Als Boekenweekgeschenk zal De krater zeker voldoen. Voordeel is ook dat Gerwin van der Werf al aardig wat geschreven heeft: heel wat boeken waarmee hij (en zijn uitgever) de boer op kunnen. Ik besprak eerder de roman Strovuur (zie link onderaan). Eerlijk gezegd moest ik wel heel erg aan die roman denken:

Parallellen met Strovuur

Ook meisje van middelbare-schoolleeftijd die de verteller is, ook een tocht met een oude auto, ook jongeren die geen contact hebben met het thuisfront, ook een diefstal (niet van verkeersborden, maar van een Middeleeuws boek), ook een vader die een eind aan zijn leven heeft gemaakt, ook passages waarin de hoofdpersoon niet helemaal helder is en droomt of hallucineert.

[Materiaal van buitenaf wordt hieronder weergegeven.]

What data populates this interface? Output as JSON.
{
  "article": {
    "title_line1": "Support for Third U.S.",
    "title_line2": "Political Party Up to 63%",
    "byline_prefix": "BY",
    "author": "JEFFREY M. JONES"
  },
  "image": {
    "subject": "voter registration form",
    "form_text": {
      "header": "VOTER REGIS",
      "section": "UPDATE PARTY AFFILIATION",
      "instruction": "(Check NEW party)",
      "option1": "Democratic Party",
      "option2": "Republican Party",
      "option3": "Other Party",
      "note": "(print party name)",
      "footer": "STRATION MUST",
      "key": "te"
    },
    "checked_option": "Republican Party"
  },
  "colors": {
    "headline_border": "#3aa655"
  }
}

Het zijn wel erg veel parallellen. Ik wil niet zeggen dat Van der Werf zijn eigen verhaal in een iets andere setting heeft naverteld, want er zijn ook wel verschillen, maar wat mij betreft lijken de boeken wel te veel op elkaar. 

Voor de afzonderlijke boeken is dat geen bezwaar, maar als je ze allebei leest, gaat het wel heel erg opvallen. Maar goed, er zal misschien niet al te veel tijd zijn geweest, waarmee het misschien verklaard, maar niet verontschuldigd is.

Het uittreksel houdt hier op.